In text extraction of pdf of characters are recognized double times.

LeoFCardoso / pdf2pdfocr

A free tool to OCR a PDF and add a text "layer" in the original file, making a searchable PDF. Use only open source tools. Please tip!

Apache License 2.0

273 stars 34 forks source link

In text extraction of pdf of characters are recognized double times. #46

Closed yatrik-cloud closed 1 year ago

yatrik-cloud commented 1 year ago

Following OCR processing on these PDFs, attempts to extract text from the PDF using different techniques, such as code-based extraction or direct copying from the browser-rendered PDF, result in the entire text being duplicated / getting all the text twice than the text actually there in the pdf.

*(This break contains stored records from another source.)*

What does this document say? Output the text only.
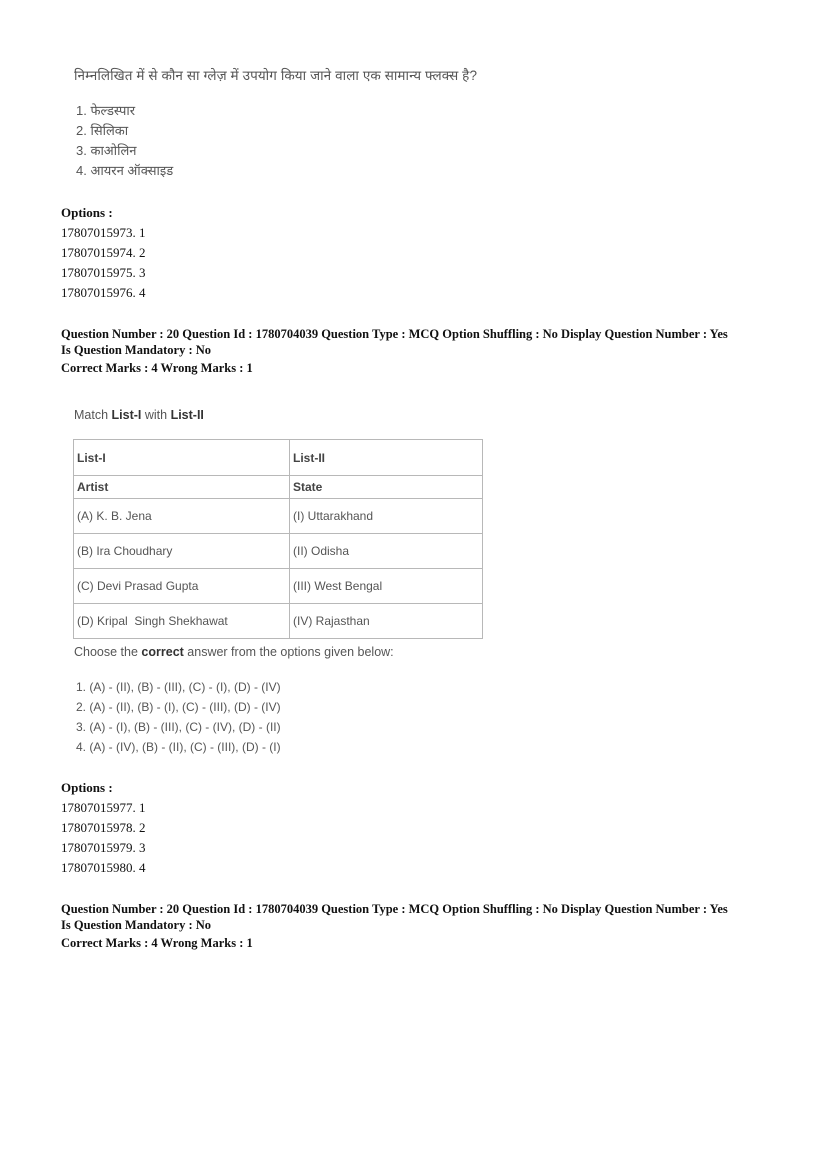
निम्नलिखित में से कौन सा ग्लेज़ में उपयोग किया जाने वाला एक सामान्य फ्लक्स है?
1. फेल्डस्पार
2. सिलिका
3. काओलिन
4. आयरन ऑक्साइड
Options :
17807015973. 1
17807015974. 2
17807015975. 3
17807015976. 4
Question Number : 20 Question Id : 1780704039 Question Type : MCQ Option Shuffling : No Display Question Number : Yes
Is Question Mandatory : No
Correct Marks : 4 Wrong Marks : 1
Match List-I with List-II
List-I	List-II
Artist	State
(A) K. B. Jena	(I) Uttarakhand
(B) Ira Choudhary	(II) Odisha
(C) Devi Prasad Gupta	(III) West Bengal
(D) Kripal  Singh Shekhawat	(IV) Rajasthan
Choose the correct answer from the options given below:
1. (A) - (II), (B) - (III), (C) - (I), (D) - (IV)
2. (A) - (II), (B) - (I), (C) - (III), (D) - (IV)
3. (A) - (I), (B) - (III), (C) - (IV), (D) - (II)
4. (A) - (IV), (B) - (II), (C) - (III), (D) - (I)
Options :
17807015977. 1
17807015978. 2
17807015979. 3
17807015980. 4
Question Number : 20 Question Id : 1780704039 Question Type : MCQ Option Shuffling : No Display Question Number : Yes
Is Question Mandatory : No
Correct Marks : 4 Wrong Marks : 1
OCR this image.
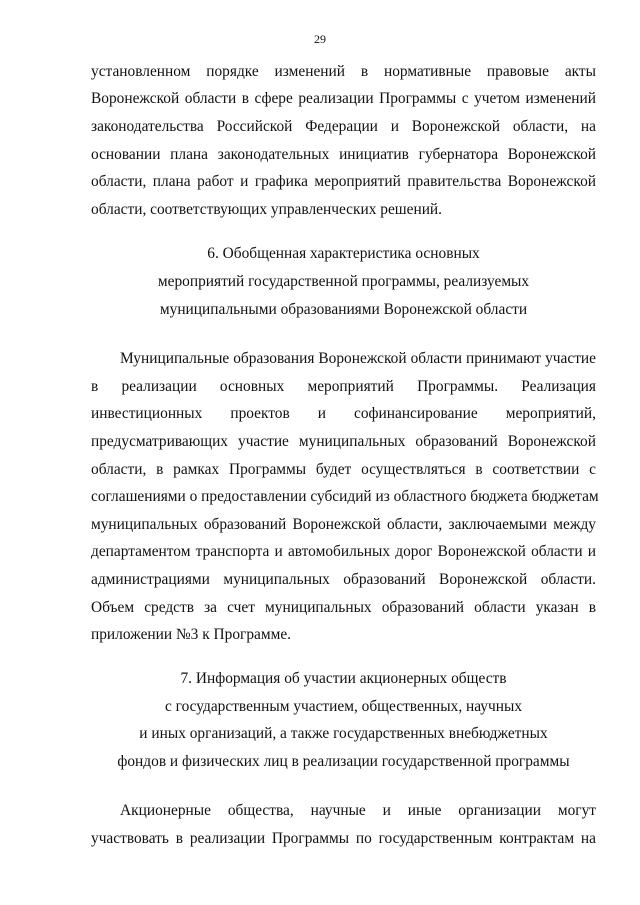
29
установленном порядке изменений в нормативные правовые акты
Воронежской области в сфере реализации Программы с учетом изменений
законодательства Российской Федерации и Воронежской области, на
основании плана законодательных инициатив губернатора Воронежской
области, плана работ и графика мероприятий правительства Воронежской
области, соответствующих управленческих решений.
6. Обобщенная характеристика основных
мероприятий государственной программы, реализуемых
муниципальными образованиями Воронежской области
Муниципальные образования Воронежской области принимают участие
в реализации основных мероприятий Программы. Реализация
инвестиционных проектов и софинансирование мероприятий,
предусматривающих участие муниципальных образований Воронежской
области, в рамках Программы будет осуществляться в соответствии с
соглашениями о предоставлении субсидий из областного бюджета бюджетам
муниципальных образований Воронежской области, заключаемыми между
департаментом транспорта и автомобильных дорог Воронежской области и
администрациями муниципальных образований Воронежской области.
Объем средств за счет муниципальных образований области указан в
приложении №3 к Программе.
7. Информация об участии акционерных обществ
с государственным участием, общественных, научных
и иных организаций, а также государственных внебюджетных
фондов и физических лиц в реализации государственной программы
Акционерные общества, научные и иные организации могут
участвовать в реализации Программы по государственным контрактам на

For instance, if the original text contains 5 characters, post-OCR, it recognizes and extracts 10 characters, effectively causing duplication of the content.

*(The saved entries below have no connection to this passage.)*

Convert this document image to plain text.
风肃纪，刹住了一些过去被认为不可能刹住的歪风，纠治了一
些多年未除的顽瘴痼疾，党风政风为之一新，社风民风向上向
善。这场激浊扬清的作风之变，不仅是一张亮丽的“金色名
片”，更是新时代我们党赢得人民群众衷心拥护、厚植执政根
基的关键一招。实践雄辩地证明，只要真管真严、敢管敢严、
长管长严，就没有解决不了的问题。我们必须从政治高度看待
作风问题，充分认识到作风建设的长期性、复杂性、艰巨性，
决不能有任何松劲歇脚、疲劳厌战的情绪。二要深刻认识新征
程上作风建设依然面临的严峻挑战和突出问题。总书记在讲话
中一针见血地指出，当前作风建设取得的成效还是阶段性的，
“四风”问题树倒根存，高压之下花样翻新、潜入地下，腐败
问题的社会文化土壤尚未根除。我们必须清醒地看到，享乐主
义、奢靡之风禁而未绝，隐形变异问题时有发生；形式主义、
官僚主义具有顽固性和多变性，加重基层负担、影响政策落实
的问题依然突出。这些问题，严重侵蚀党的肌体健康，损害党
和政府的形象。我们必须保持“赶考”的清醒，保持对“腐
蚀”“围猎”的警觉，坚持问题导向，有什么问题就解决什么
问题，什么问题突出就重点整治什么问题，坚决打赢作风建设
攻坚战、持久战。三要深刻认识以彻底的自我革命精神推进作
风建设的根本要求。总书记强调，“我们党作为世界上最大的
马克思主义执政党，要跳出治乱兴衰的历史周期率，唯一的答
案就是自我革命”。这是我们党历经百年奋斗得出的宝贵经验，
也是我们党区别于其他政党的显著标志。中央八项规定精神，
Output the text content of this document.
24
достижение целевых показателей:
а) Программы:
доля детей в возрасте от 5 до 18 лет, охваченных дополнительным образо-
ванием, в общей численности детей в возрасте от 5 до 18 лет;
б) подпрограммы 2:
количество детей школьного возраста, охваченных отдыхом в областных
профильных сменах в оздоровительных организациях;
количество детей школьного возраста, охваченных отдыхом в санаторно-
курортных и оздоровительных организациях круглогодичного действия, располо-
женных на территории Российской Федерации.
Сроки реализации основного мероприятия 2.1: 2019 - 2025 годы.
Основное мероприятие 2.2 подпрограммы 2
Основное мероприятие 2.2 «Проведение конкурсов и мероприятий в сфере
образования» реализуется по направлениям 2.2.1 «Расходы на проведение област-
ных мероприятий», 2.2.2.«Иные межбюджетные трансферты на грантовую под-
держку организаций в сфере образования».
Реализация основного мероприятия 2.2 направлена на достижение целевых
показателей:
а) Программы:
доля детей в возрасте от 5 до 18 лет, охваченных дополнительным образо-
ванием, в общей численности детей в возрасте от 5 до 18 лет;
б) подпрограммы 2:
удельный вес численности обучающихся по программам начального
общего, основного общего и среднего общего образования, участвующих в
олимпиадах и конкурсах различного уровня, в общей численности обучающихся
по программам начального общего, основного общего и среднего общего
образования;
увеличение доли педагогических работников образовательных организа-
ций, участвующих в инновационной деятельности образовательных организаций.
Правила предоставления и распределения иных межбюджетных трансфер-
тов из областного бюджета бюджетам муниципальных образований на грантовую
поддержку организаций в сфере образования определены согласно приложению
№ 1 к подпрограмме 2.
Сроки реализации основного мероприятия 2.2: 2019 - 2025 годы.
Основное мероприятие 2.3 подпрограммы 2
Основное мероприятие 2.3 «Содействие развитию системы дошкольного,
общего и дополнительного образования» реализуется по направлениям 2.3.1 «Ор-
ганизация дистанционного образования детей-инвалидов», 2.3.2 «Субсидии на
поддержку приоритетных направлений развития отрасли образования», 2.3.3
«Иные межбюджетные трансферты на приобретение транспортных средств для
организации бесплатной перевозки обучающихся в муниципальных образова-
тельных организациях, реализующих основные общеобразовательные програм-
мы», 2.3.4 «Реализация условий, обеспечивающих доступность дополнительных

LeoFCardoso commented 1 year ago

Can you please share the original PDF for debug? Also, please try to use "--ignore-existing-text" flag. Maybe pdf2pdfocr is ocr'ing a PDF that already contains text.

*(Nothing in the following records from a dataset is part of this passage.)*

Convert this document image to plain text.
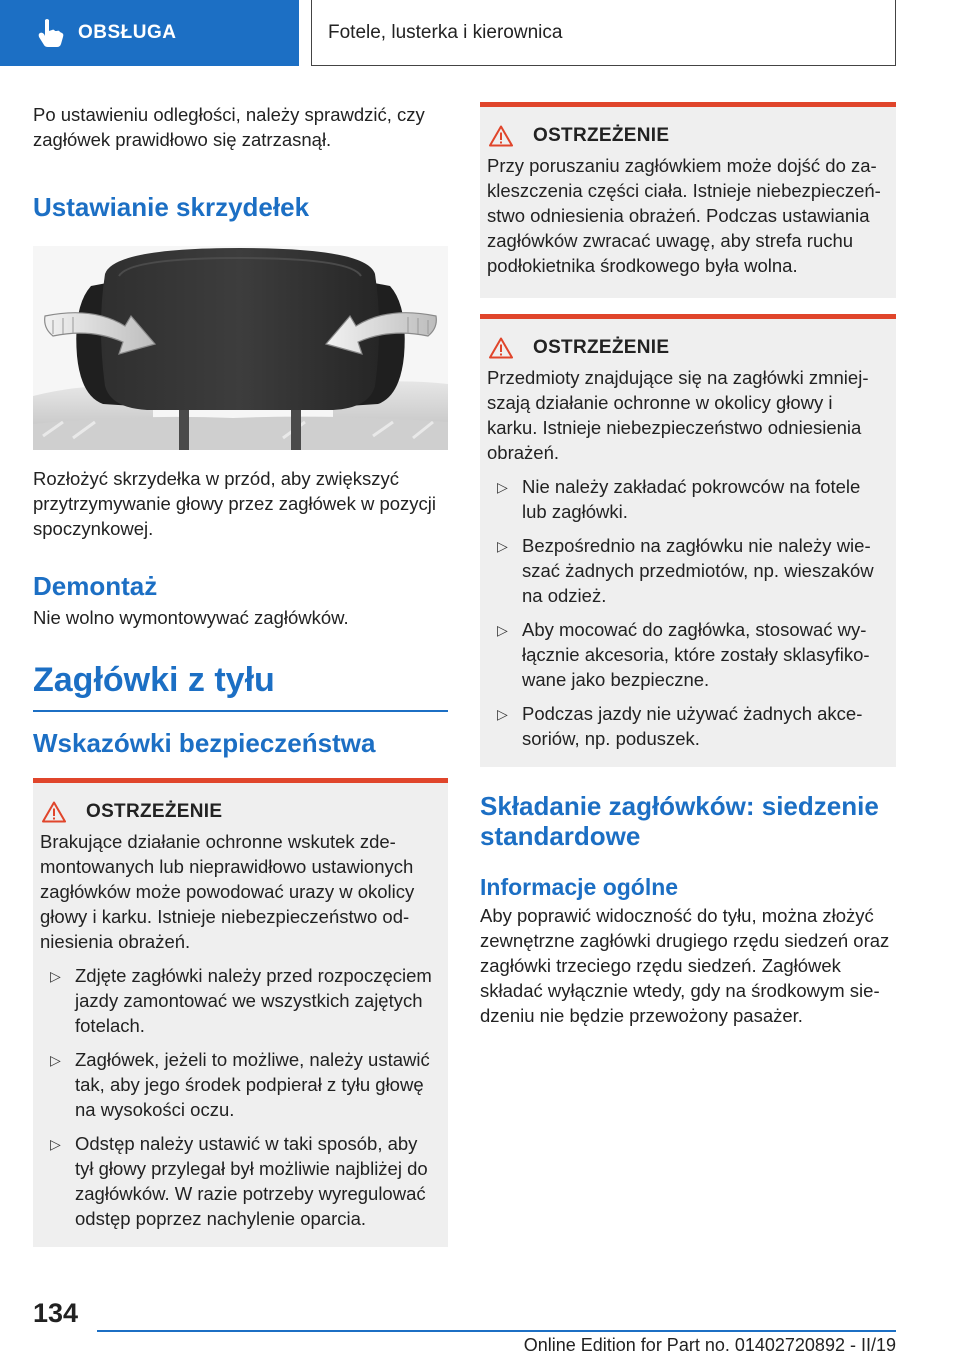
OBSŁUGA	Fotele, lusterka i kierownica

Po ustawieniu odległości, należy sprawdzić, czy zagłówek prawidłowo się zatrzasnął.

Ustawianie skrzydełek

Rozłożyć skrzydełka w przód, aby zwiększyć przytrzymywanie głowy przez zagłówek w pozycji spoczynkowej.

Demontaż

Nie wolno wymontowywać zagłówków.

Zagłówki z tyłu
Wskazówki bezpieczeństwa
OSTRZEŻENIE

Brakujące działanie ochronne wskutek zdemontowanych lub nieprawidłowo ustawionych zagłówków może powodować urazy w okolicy głowy i karku. Istnieje niebezpieczeństwo odniesienia obrażeń.

▷ Zdjęte zagłówki należy przed rozpoczęciem jazdy zamontować we wszystkich zajętych fotelach.
▷ Zagłówek, jeżeli to możliwe, należy ustawić tak, aby jego środek podpierał z tyłu głowę na wysokości oczu.
▷ Odstęp należy ustawić w taki sposób, aby tył głowy przylegał był możliwie najbliżej do zagłówków. W razie potrzeby wyregulować odstęp poprzez nachylenie oparcia.
OSTRZEŻENIE

Przy poruszaniu zagłówkiem może dojść do zakleszczenia części ciała. Istnieje niebezpieczeństwo odniesienia obrażeń. Podczas ustawiania zagłówków zwracać uwagę, aby strefa ruchu podłokietnika środkowego była wolna.

OSTRZEŻENIE

Przedmioty znajdujące się na zagłówki zmniejszają działanie ochronne w okolicy głowy i karku. Istnieje niebezpieczeństwo odniesienia obrażeń.

▷ Nie należy zakładać pokrowców na fotele lub zagłówki.
▷ Bezpośrednio na zagłówku nie należy wieszać żadnych przedmiotów, np. wieszaków na odzież.
▷ Aby mocować do zagłówka, stosować wyłącznie akcesoria, które zostały sklasyfikowane jako bezpieczne.
▷ Podczas jazdy nie używać żadnych akcesoriów, np. poduszek.
Składanie zagłówków: siedzenie standardowe
Informacje ogólne

Aby poprawić widoczność do tyłu, można złożyć zewnętrzne zagłówki drugiego rzędu siedzeń oraz zagłówki trzeciego rzędu siedzeń. Zagłówek składać wyłącznie wtedy, gdy na środkowym siedzeniu nie będzie przewożony pasażer.

134
Online Edition for Part no. 01402720892 - II/19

yatrik-cloud commented 1 year ago

Yes, I checked, that the pdf was already containing text. So is there any option such that, it ignores the existing test or removes the existing text. And apply ocr on that pdf such that, there is no text in the pdf? and also it doesn't duplicate the text.

LeoFCardoso commented 1 year ago

"So is there any option such that, it ignores the existing test or removes the existing text." To ignore existing text use : "--ignore-existing-text" To remove existing text and force OCR text only, try to use "-f -g smart". In this case, OCRed PDF will be rebuilt and size can change a lot.

yatrik-cloud commented 1 year ago

It worked with "-f -g smart" Thank you so much.